Zweimal verwarnte Henle einen der beiden jüngeren Angeklagten, als dieser einmal über Zeugenaussagen grinste und beim zweiten Mal dazwischen redete.
Worum ging’s? Ein 51-jähriger früherer selbstständiger Maurer traf auf dem Kinderfest eine andere türkische Familie, die dort den Diplomabschluss des Sohnes mit einem Fischessen feierte. Der Handwerker sprach den Landsmann an, von dem er seiner Aussage nach noch Geld aus einer mehrere Jahre zurückliegenden Arbeit forderte: „Komm’ mit, ich will mit dir reden“, sagte der Angeklagte und fasste den Schuldner am Arm.
Der 54-jährige Landsmann weigerte sich. Dann ging alles drunter und drüber. Der angetrunkene 30-jährige Sohn des Angeklagten griff ein, sprang auf den Biertisch und ging sofort auf das Opfer los. Beide stürzten zu Boden, es gab Schläge gegen Kopf und Körper. Der Sohn des Opfers, ein 27-jähriger Maschinenbauingenieur, wollte seinen Vater schützen, bekam aber von hinten einen Stoß. Ob der vom dritten Angeklagten, dem 39-jährigen Schwiegersohn des Maurers stammte, ließ sich nicht zweifelsfrei aufklären.

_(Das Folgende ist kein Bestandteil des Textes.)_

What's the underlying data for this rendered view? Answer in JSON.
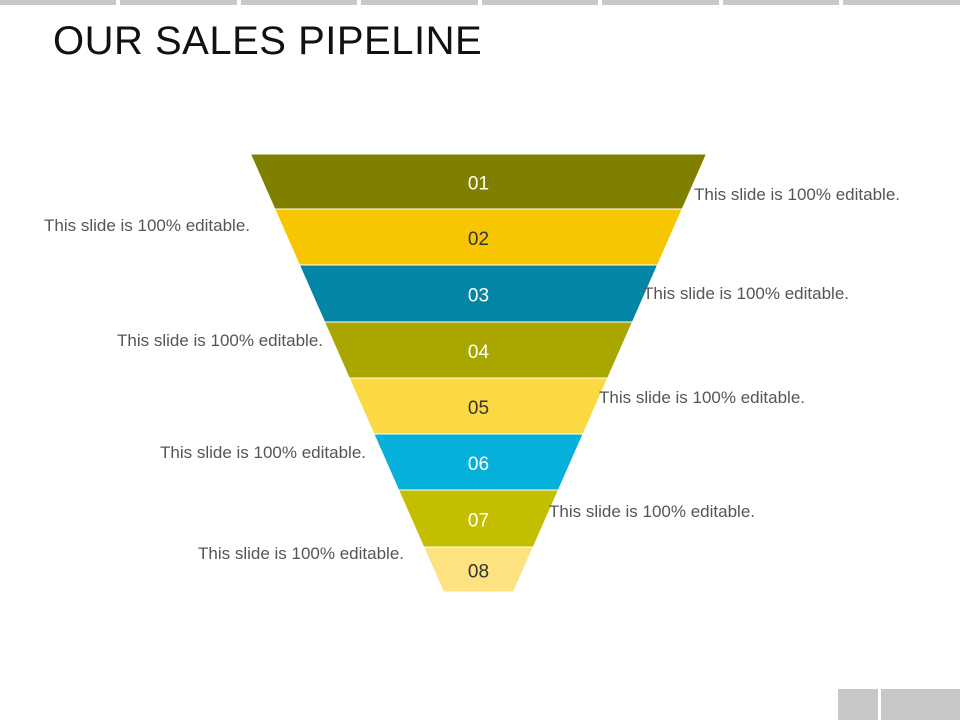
{
  "title": "OUR SALES PIPELINE",
  "funnel": {
    "stages": [
      {
        "number": "01",
        "color": "#7f7f00",
        "text_color": "#ffffff"
      },
      {
        "number": "02",
        "color": "#f7c600",
        "text_color": "#333333"
      },
      {
        "number": "03",
        "color": "#0485a6",
        "text_color": "#ffffff"
      },
      {
        "number": "04",
        "color": "#a9a600",
        "text_color": "#ffffff"
      },
      {
        "number": "05",
        "color": "#fcd843",
        "text_color": "#333333"
      },
      {
        "number": "06",
        "color": "#05b0da",
        "text_color": "#ffffff"
      },
      {
        "number": "07",
        "color": "#c3bf00",
        "text_color": "#ffffff"
      },
      {
        "number": "08",
        "color": "#fde27f",
        "text_color": "#333333"
      }
    ]
  },
  "captions": [
    "This slide is 100% editable.",
    "This slide is 100% editable.",
    "This slide is 100% editable.",
    "This slide is 100% editable.",
    "This slide is 100% editable.",
    "This slide is 100% editable.",
    "This slide is 100% editable.",
    "This slide is 100% editable."
  ]
}
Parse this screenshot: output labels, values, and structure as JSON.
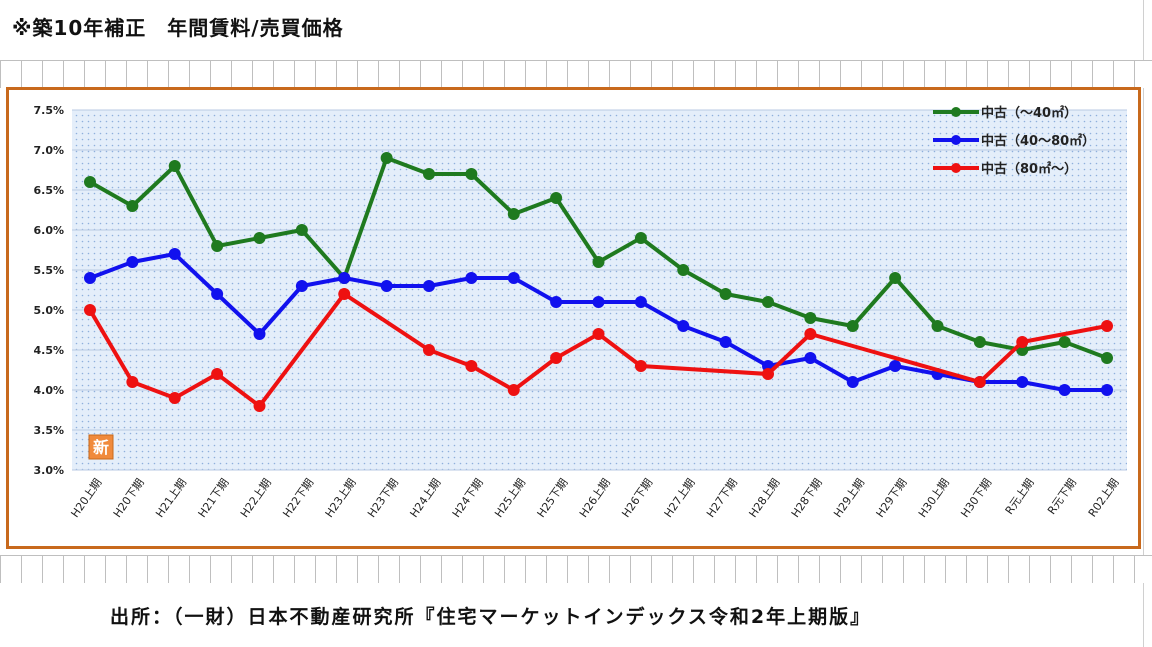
{
  "page": {
    "title": "※築10年補正　年間賃料/売買価格",
    "source": "出所：（一財）日本不動産研究所『住宅マーケットインデックス令和2年上期版』",
    "badge": "新"
  },
  "colors": {
    "frame": "#c8691c",
    "plot_bg": "#dce8f8",
    "series": [
      "#1f7a1f",
      "#1111ee",
      "#ee1111"
    ]
  },
  "chart_data": {
    "type": "line",
    "ylim": [
      3.0,
      7.5
    ],
    "yticks": [
      "3.0%",
      "3.5%",
      "4.0%",
      "4.5%",
      "5.0%",
      "5.5%",
      "6.0%",
      "6.5%",
      "7.0%",
      "7.5%"
    ],
    "ytick_values": [
      3.0,
      3.5,
      4.0,
      4.5,
      5.0,
      5.5,
      6.0,
      6.5,
      7.0,
      7.5
    ],
    "categories": [
      "H20上期",
      "H20下期",
      "H21上期",
      "H21下期",
      "H22上期",
      "H22下期",
      "H23上期",
      "H23下期",
      "H24上期",
      "H24下期",
      "H25上期",
      "H25下期",
      "H26上期",
      "H26下期",
      "H27上期",
      "H27下期",
      "H28上期",
      "H28下期",
      "H29上期",
      "H29下期",
      "H30上期",
      "H30下期",
      "R元上期",
      "R元下期",
      "R02上期"
    ],
    "legend_position": "top-right",
    "series": [
      {
        "name": "中古（～40㎡）",
        "values": [
          6.6,
          6.3,
          6.8,
          5.8,
          5.9,
          6.0,
          5.4,
          6.9,
          6.7,
          6.7,
          6.2,
          6.4,
          5.6,
          5.9,
          5.5,
          5.2,
          5.1,
          4.9,
          4.8,
          5.4,
          4.8,
          4.6,
          4.5,
          4.6,
          4.4
        ]
      },
      {
        "name": "中古（40～80㎡）",
        "values": [
          5.4,
          5.6,
          5.7,
          5.2,
          4.7,
          5.3,
          5.4,
          5.3,
          5.3,
          5.4,
          5.4,
          5.1,
          5.1,
          5.1,
          4.8,
          4.6,
          4.3,
          4.4,
          4.1,
          4.3,
          4.2,
          4.1,
          4.1,
          4.0,
          4.0
        ]
      },
      {
        "name": "中古（80㎡～）",
        "values": [
          5.0,
          4.1,
          3.9,
          4.2,
          3.8,
          null,
          5.2,
          null,
          4.5,
          4.3,
          4.0,
          4.4,
          4.7,
          4.3,
          null,
          null,
          4.2,
          4.7,
          null,
          null,
          null,
          4.1,
          4.6,
          null,
          4.8
        ]
      }
    ]
  }
}
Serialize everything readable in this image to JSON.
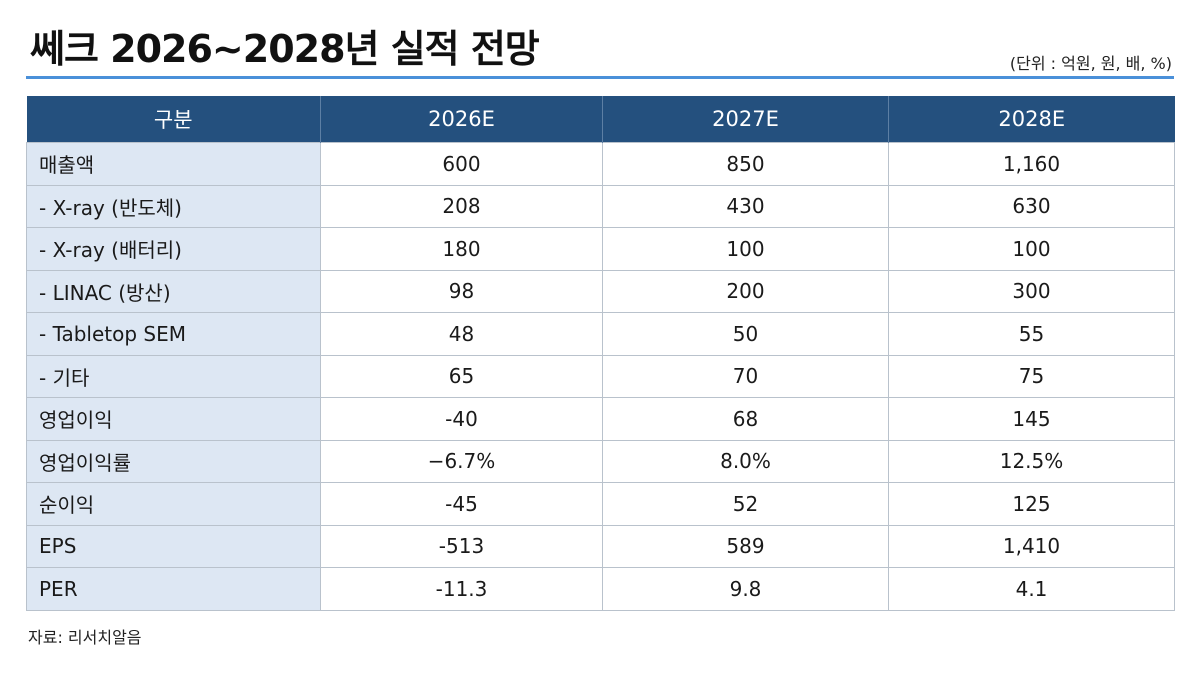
{
  "title": "쎄크  2026~2028년 실적 전망",
  "unit_note": "(단위 : 억원, 원, 배, %)",
  "table": {
    "headers": [
      "구분",
      "2026E",
      "2027E",
      "2028E"
    ],
    "rows": [
      {
        "label": "매출액",
        "values": [
          "600",
          "850",
          "1,160"
        ]
      },
      {
        "label": " - X-ray (반도체)",
        "values": [
          "208",
          "430",
          "630"
        ]
      },
      {
        "label": " - X-ray (배터리)",
        "values": [
          "180",
          "100",
          "100"
        ]
      },
      {
        "label": " - LINAC (방산)",
        "values": [
          "98",
          "200",
          "300"
        ]
      },
      {
        "label": " - Tabletop SEM",
        "values": [
          "48",
          "50",
          "55"
        ]
      },
      {
        "label": " - 기타",
        "values": [
          "65",
          "70",
          "75"
        ]
      },
      {
        "label": "영업이익",
        "values": [
          "-40",
          "68",
          "145"
        ]
      },
      {
        "label": "영업이익률",
        "values": [
          "−6.7%",
          "8.0%",
          "12.5%"
        ]
      },
      {
        "label": "순이익",
        "values": [
          "-45",
          "52",
          "125"
        ]
      },
      {
        "label": "EPS",
        "values": [
          "-513",
          "589",
          "1,410"
        ]
      },
      {
        "label": "PER",
        "values": [
          "-11.3",
          "9.8",
          "4.1"
        ]
      }
    ]
  },
  "source": "자료: 리서치알음",
  "colors": {
    "header_bg": "#24507e",
    "label_bg": "#dde7f3",
    "accent_rule": "#4a90d9"
  }
}
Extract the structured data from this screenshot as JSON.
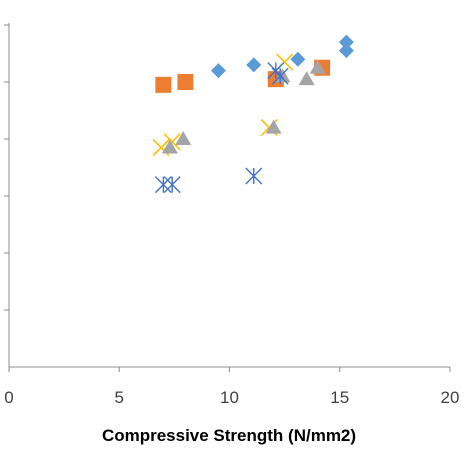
{
  "chart_data": {
    "type": "scatter",
    "title": "",
    "xlabel": "Compressive Strength (N/mm2)",
    "ylabel": "",
    "xlim": [
      0,
      20
    ],
    "ylim": [
      0,
      6
    ],
    "x_ticks": [
      "0",
      "5",
      "10",
      "15",
      "20"
    ],
    "y_ticks": [
      1,
      2,
      3,
      4,
      5,
      6
    ],
    "grid": false,
    "legend": "none",
    "series": [
      {
        "marker": "diamond",
        "color": "#5B9BD5",
        "points": [
          [
            9.5,
            5.2
          ],
          [
            11.1,
            5.3
          ],
          [
            13.1,
            5.4
          ],
          [
            15.3,
            5.7
          ],
          [
            15.3,
            5.55
          ]
        ]
      },
      {
        "marker": "square",
        "color": "#ED7D31",
        "points": [
          [
            7.0,
            4.95
          ],
          [
            8.0,
            5.0
          ],
          [
            12.1,
            5.05
          ],
          [
            14.2,
            5.25
          ]
        ]
      },
      {
        "marker": "x",
        "color": "#FFC000",
        "points": [
          [
            6.9,
            3.85
          ],
          [
            7.4,
            3.95
          ],
          [
            11.8,
            4.2
          ],
          [
            12.5,
            5.35
          ]
        ]
      },
      {
        "marker": "triangle",
        "color": "#A5A5A5",
        "points": [
          [
            7.3,
            3.85
          ],
          [
            7.9,
            4.0
          ],
          [
            12.0,
            4.2
          ],
          [
            12.4,
            5.1
          ],
          [
            13.5,
            5.05
          ],
          [
            14.0,
            5.25
          ]
        ]
      },
      {
        "marker": "asterisk",
        "color": "#4472C4",
        "points": [
          [
            7.0,
            3.2
          ],
          [
            7.4,
            3.2
          ],
          [
            11.1,
            3.35
          ],
          [
            12.1,
            5.2
          ],
          [
            12.3,
            5.1
          ]
        ]
      }
    ]
  }
}
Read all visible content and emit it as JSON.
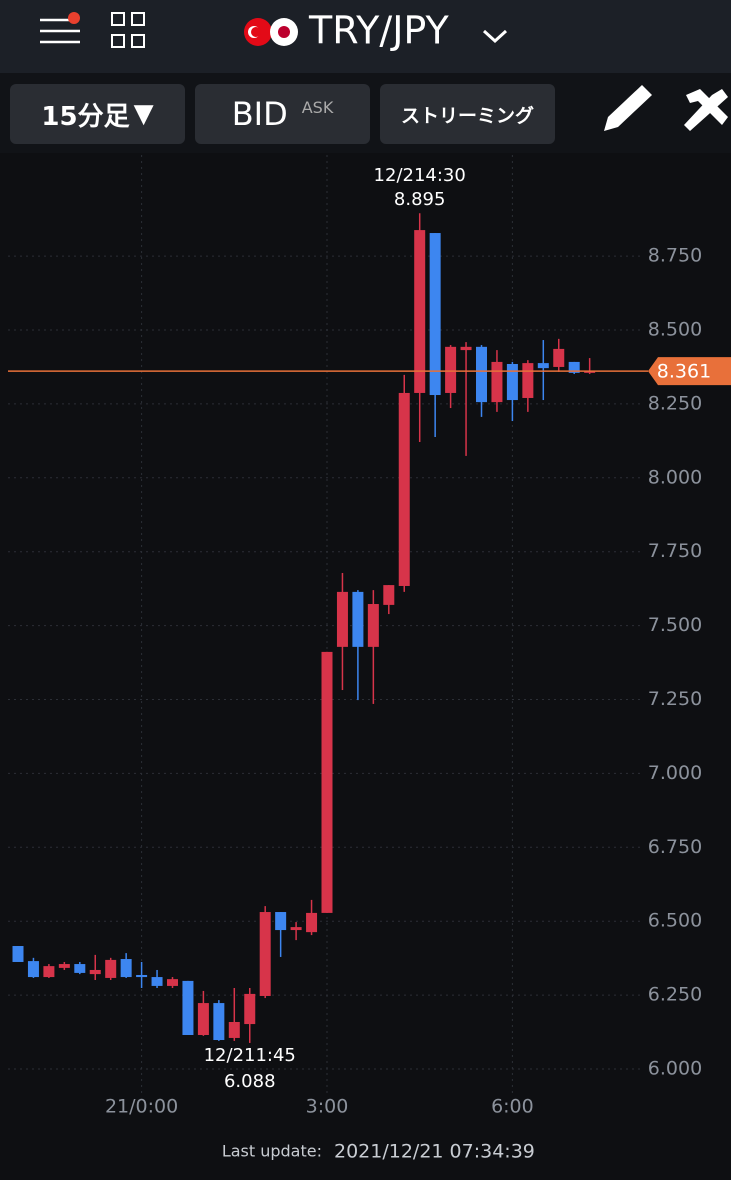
{
  "header": {
    "pair": "TRY/JPY"
  },
  "toolbar": {
    "timeframe": "15分足",
    "bid": "BID",
    "ask": "ASK",
    "streaming": "ストリーミング"
  },
  "chart_data": {
    "type": "candlestick",
    "categories": [
      null,
      null,
      null,
      null,
      null,
      null,
      null,
      null,
      "21/0:00",
      null,
      null,
      null,
      null,
      null,
      null,
      null,
      null,
      null,
      null,
      null,
      "3:00",
      null,
      null,
      null,
      null,
      null,
      null,
      null,
      null,
      null,
      null,
      null,
      "6:00",
      null,
      null,
      null,
      null,
      null
    ],
    "open": [
      6.416,
      6.365,
      6.311,
      6.342,
      6.355,
      6.321,
      6.308,
      6.372,
      6.318,
      6.311,
      6.281,
      6.298,
      6.115,
      6.223,
      6.105,
      6.152,
      6.247,
      6.531,
      6.47,
      6.463,
      6.528,
      7.428,
      7.614,
      7.428,
      7.57,
      7.634,
      8.287,
      8.828,
      8.287,
      8.432,
      8.443,
      8.256,
      8.385,
      8.27,
      8.388,
      8.375,
      8.392,
      8.355
    ],
    "high": [
      6.416,
      6.376,
      6.355,
      6.362,
      6.362,
      6.386,
      6.376,
      6.392,
      6.362,
      6.335,
      6.311,
      6.298,
      6.264,
      6.233,
      6.274,
      6.274,
      6.551,
      6.531,
      6.497,
      6.572,
      7.411,
      7.678,
      7.62,
      7.62,
      7.637,
      8.348,
      8.895,
      8.828,
      8.449,
      8.459,
      8.449,
      8.432,
      8.392,
      8.398,
      8.466,
      8.47,
      8.392,
      8.405
    ],
    "low": [
      6.362,
      6.308,
      6.308,
      6.335,
      6.321,
      6.301,
      6.301,
      6.308,
      6.274,
      6.274,
      6.274,
      6.115,
      6.112,
      6.095,
      6.095,
      6.088,
      6.24,
      6.379,
      6.436,
      6.453,
      6.528,
      7.282,
      7.248,
      7.235,
      7.539,
      7.614,
      8.121,
      8.138,
      8.236,
      8.074,
      8.206,
      8.223,
      8.192,
      8.223,
      8.263,
      8.358,
      8.351,
      8.351
    ],
    "close": [
      6.362,
      6.311,
      6.348,
      6.355,
      6.325,
      6.335,
      6.369,
      6.311,
      6.311,
      6.281,
      6.304,
      6.115,
      6.223,
      6.098,
      6.159,
      6.254,
      6.531,
      6.47,
      6.48,
      6.528,
      7.411,
      7.614,
      7.428,
      7.573,
      7.637,
      8.287,
      8.838,
      8.28,
      8.443,
      8.443,
      8.256,
      8.392,
      8.263,
      8.388,
      8.371,
      8.436,
      8.355,
      8.361
    ],
    "up_color": "#d7344a",
    "down_color": "#3d86f0",
    "ylim": [
      5.912,
      9.092
    ],
    "yticks": [
      {
        "value": 6,
        "label": "6.000"
      },
      {
        "value": 6.25,
        "label": "6.250"
      },
      {
        "value": 6.5,
        "label": "6.500"
      },
      {
        "value": 6.75,
        "label": "6.750"
      },
      {
        "value": 7,
        "label": "7.000"
      },
      {
        "value": 7.25,
        "label": "7.250"
      },
      {
        "value": 7.5,
        "label": "7.500"
      },
      {
        "value": 7.75,
        "label": "7.750"
      },
      {
        "value": 8,
        "label": "8.000"
      },
      {
        "value": 8.25,
        "label": "8.250"
      },
      {
        "value": 8.5,
        "label": "8.500"
      },
      {
        "value": 8.75,
        "label": "8.750"
      }
    ],
    "grid": true,
    "high_marker": {
      "index": 26,
      "time": "12/214:30",
      "price": 8.895
    },
    "low_marker": {
      "index": 15,
      "time": "12/211:45",
      "price": 6.088
    },
    "current_price": {
      "price": 8.361,
      "color": "#e8703a"
    }
  },
  "footer": {
    "label": "Last update:",
    "time": "2021/12/21 07:34:39"
  }
}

In das Gerangel griffen zwei Sicherheitsleute, ein Mann und eine Frau, ein. Sie führten die drei Angreifer vom Gelände des Kinderfestes. Zum Ablauf der Schlägerei unter den türkischen Familien konnten sie jedoch als Zeugen wenig beitragen.
Aufklärung erhoffte sich Richter Henle von der Ehefrau des Opfers, die am Biertisch saß. Doch trotz Dolmetscherin war die Aussage alles andere als zielführend, denn die 50-Jährige machte widersprüchliche Angaben. Henle platzte fast der Kragen: „Wenn Sie hier falsch aussagen, stehen Sie bald wieder vor Gericht, aber als Beschuldigte.“Zweimal skizzierte er den „Tatort“mit Biertischen auf Papier, um die Positionen der Beteiligten deutlicher heraus zu arbeiten. Wegen der oft widersprüchlichen Aussagen gelang es nur teilweise.
Eine Beleidigung, die dem angeklagten Senior von der Staatsanwaltschaft zur Last gelegt wurde, ließ sich etwas einfacher klären. Das nächste Mal werde er die Frau des Opfers nehmen, soll er gesagt haben.
Das könne in türkischer Sprache durchaus als Beleidigung mit sexuellem Bezug gesehen werden, übersetzte die Dolmetscherin.
Weil sich die vollständige Aufklärung der Schlägerei, bei der es offensichtlich zu keiner gravierenden Verletzung kam, als schwierig erwies, bot der Richter die Einstellung des Verfahrens gegen die drei Angeklagten an. Die beiden jungen Männer hatten strafrechtlich ohnehin eine weiße Weste, lediglich die Akte des Familienvaters wies bereits zehn Einträge auf, darunter Fahren ohne Führerschein, Besitz einer scharfen Schusswaffe, Sozialbetrug und Beihilfe zum illegalen Aufenthalt, geahndet zum Teil mit Haftstrafen auf Bewährung.
Die beiden jüngeren Angeklagten müssen den beiden Opfern, die als Nebenkläger von Rechtsanwalt Walter Deistler vertreten wurden, je 500 Euro Schmerzensgeld zahlen, dem 52-jährigen Familienvater wurden die Kosten der Nebenklage auferlegt. Sollten die Beträge nicht fristgerecht bezahlt werden, droht ein erneutes Verfahren, machte Richter Henle klar, das dann aber nicht mit einer Einstellung ende.